Через несколько дней или неделю, когда ты стирал в ванной, раздался звонок. Я подошёл к телефону. Мужской голос спрашивал тебя.
Помню, как ты разговаривал, требовал прислать какую-то повестку, потом согласился куда-то прийти.
Я спросил:
— Куда идёшь?
Ты ничего не ответил. Быстро переоделся. Сунул в пиджак паспорт. Нацепил галстук, надел плащ. И уходя, оглянулся…
Так вот, учти. Я всё знаю.

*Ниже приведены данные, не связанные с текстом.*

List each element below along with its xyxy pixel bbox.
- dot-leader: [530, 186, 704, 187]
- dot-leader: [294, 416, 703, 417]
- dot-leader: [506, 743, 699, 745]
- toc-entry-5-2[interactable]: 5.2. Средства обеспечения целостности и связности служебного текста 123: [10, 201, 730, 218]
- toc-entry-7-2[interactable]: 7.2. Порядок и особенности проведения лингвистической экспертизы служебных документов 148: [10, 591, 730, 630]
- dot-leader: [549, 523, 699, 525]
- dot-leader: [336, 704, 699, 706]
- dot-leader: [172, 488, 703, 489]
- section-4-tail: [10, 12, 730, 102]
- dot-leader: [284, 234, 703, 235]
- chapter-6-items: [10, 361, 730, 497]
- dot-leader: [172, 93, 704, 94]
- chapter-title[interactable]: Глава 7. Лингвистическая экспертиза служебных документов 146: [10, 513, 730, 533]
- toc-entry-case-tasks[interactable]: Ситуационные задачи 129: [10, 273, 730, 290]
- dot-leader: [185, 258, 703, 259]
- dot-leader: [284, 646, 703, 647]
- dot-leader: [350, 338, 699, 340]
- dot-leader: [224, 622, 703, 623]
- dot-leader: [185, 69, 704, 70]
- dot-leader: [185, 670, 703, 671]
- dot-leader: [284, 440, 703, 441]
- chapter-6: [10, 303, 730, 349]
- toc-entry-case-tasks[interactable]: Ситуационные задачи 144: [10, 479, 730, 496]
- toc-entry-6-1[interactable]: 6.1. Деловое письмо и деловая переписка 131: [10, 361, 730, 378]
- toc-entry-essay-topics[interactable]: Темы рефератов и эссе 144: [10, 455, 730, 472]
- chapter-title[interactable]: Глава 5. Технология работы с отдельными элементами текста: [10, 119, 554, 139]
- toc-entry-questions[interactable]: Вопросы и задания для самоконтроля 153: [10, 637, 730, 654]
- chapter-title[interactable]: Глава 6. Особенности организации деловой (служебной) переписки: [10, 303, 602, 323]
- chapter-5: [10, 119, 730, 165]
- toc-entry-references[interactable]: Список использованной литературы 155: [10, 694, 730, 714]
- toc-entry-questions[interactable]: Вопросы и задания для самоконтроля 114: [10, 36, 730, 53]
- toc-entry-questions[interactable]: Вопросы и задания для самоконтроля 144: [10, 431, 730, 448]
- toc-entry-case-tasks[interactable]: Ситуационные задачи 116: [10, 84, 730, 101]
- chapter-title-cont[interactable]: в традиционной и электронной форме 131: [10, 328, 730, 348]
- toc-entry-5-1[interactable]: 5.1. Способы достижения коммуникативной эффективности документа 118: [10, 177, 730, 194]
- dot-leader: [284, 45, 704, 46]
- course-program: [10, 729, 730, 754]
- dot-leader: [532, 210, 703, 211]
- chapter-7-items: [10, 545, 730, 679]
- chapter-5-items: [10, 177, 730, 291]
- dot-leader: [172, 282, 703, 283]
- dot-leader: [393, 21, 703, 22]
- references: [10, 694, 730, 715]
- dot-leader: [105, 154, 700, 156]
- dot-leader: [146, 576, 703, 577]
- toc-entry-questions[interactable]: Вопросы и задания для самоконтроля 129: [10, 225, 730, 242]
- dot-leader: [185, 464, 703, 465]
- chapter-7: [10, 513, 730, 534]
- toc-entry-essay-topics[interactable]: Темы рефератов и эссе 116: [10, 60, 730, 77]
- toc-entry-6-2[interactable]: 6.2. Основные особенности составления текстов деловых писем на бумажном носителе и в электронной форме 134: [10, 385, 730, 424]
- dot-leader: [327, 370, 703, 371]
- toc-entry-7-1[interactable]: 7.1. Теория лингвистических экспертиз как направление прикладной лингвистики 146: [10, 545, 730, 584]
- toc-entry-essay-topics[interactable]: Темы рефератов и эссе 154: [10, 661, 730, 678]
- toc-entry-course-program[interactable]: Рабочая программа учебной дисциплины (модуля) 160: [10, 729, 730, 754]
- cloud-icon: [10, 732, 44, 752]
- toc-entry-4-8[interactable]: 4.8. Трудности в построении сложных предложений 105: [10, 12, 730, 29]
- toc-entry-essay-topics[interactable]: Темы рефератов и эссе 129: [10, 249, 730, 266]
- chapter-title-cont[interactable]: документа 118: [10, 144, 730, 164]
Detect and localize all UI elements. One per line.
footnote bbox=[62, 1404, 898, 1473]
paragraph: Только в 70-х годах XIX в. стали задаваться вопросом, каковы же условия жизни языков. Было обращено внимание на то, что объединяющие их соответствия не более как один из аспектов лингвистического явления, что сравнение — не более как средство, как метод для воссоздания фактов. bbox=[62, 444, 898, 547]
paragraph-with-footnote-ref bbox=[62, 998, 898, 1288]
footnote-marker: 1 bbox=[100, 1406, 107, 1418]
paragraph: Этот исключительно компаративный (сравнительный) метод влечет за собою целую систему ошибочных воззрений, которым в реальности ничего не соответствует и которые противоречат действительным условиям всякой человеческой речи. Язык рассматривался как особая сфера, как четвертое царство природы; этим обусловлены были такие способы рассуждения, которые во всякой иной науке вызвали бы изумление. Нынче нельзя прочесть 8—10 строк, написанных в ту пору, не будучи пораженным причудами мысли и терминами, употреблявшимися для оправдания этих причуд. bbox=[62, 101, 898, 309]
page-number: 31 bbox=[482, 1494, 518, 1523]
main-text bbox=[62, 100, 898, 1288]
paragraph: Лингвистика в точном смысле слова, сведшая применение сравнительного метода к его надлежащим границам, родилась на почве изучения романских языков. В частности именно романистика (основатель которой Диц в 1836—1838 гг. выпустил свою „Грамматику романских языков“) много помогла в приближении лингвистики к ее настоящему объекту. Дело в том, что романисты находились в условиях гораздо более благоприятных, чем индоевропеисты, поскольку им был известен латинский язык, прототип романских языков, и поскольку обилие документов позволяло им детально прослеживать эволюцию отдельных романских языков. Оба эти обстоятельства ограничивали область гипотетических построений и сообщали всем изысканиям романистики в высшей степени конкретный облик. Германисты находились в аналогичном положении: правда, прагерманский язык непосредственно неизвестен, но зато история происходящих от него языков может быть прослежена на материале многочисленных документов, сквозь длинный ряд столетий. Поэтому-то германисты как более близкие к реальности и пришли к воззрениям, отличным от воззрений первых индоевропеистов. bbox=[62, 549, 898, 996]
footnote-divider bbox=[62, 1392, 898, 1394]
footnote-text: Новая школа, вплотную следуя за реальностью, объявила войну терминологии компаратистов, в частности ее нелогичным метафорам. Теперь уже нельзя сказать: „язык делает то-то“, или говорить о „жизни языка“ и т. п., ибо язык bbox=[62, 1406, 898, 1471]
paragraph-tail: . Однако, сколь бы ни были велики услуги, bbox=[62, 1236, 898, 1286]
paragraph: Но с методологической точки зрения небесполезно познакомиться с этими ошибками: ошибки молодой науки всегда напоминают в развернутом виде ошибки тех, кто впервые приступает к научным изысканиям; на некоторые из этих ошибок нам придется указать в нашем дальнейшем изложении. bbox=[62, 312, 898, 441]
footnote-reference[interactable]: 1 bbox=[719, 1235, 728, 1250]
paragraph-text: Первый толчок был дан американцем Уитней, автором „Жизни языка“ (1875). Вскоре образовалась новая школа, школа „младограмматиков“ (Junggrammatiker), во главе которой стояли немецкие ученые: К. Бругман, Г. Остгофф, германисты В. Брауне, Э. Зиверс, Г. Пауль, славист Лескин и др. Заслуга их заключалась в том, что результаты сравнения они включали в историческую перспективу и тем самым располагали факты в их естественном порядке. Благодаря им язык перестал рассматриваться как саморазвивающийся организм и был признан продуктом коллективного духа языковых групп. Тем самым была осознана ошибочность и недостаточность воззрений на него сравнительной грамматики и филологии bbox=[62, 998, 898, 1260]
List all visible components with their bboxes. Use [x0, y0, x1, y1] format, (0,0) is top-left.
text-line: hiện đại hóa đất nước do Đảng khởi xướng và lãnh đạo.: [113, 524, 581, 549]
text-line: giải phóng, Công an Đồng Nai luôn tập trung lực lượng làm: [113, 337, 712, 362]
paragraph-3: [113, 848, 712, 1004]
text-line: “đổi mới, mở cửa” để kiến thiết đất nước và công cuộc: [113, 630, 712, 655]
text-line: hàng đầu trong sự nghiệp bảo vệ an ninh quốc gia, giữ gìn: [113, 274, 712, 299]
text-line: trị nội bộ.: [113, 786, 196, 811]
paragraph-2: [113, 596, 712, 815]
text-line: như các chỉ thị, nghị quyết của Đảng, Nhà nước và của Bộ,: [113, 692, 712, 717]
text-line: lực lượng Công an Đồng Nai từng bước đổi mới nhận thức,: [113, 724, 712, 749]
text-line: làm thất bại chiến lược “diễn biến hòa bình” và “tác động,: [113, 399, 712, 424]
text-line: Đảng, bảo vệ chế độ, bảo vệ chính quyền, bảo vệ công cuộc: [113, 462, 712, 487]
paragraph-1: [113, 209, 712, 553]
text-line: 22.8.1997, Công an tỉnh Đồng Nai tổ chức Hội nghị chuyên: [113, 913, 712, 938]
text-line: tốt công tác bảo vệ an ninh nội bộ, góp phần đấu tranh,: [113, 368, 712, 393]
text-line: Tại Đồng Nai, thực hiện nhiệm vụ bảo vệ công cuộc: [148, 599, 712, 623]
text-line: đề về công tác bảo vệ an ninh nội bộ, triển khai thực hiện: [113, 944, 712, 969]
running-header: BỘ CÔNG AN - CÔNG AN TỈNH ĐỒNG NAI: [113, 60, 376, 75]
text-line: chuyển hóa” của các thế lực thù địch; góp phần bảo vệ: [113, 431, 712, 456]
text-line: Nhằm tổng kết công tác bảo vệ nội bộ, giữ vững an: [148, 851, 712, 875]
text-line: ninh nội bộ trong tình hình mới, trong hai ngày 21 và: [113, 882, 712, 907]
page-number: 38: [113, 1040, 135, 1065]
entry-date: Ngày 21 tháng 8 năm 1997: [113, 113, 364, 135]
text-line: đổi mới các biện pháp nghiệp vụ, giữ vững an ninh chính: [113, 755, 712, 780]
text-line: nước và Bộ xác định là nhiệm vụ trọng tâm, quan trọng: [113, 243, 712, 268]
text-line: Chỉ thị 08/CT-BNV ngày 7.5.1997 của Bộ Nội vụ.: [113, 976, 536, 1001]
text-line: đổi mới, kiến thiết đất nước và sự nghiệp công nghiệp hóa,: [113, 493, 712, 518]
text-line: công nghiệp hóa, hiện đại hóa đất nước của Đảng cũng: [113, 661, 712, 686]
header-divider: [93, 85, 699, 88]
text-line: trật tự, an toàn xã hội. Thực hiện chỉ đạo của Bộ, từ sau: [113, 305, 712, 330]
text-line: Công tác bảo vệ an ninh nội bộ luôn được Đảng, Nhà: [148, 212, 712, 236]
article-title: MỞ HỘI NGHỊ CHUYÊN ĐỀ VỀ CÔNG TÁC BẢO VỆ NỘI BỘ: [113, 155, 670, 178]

Мне пришлось ехать с тобой в одном вагоне метро, красться по улицам до площади Дзержинского, до того самого подъезда КГБ, где написано «Бюро пропусков». Ты был так погружён в свои мысли, что даже не заметил меня.. А я сразу заподозрил неладное, понял, что этот вызов связан с американскими профессорами.
Прав я или не прав?
Ты вышел оттуда часа через полтора. Знаешь, как я обрадовался! Боялся, больше никогда не увижу… Думал: что будет со мной и дедушкой?
Ты почему-то двинулся не обратно в метро, а просто вниз по Кузнецкому. Зачем-то зашёл в зоомагазин. Я заглянул. Ты стоял спиной ко мне, уставясь на аквариум, где плавали рыбки.
Тогда я перестал следить, пересчитал свою мелочь, пошёл в кинотеатр «Метрополь».
Вечером, сколько ни спрашивал, ты не ответил, куда тебя вызывали. Отвечал: «Не трогай меня», «Не твоё дело».
Учти, терял сына! Не хотел ничем поделиться. А ведь сам Крамер говорил: у тебя никого, кроме меня, нету.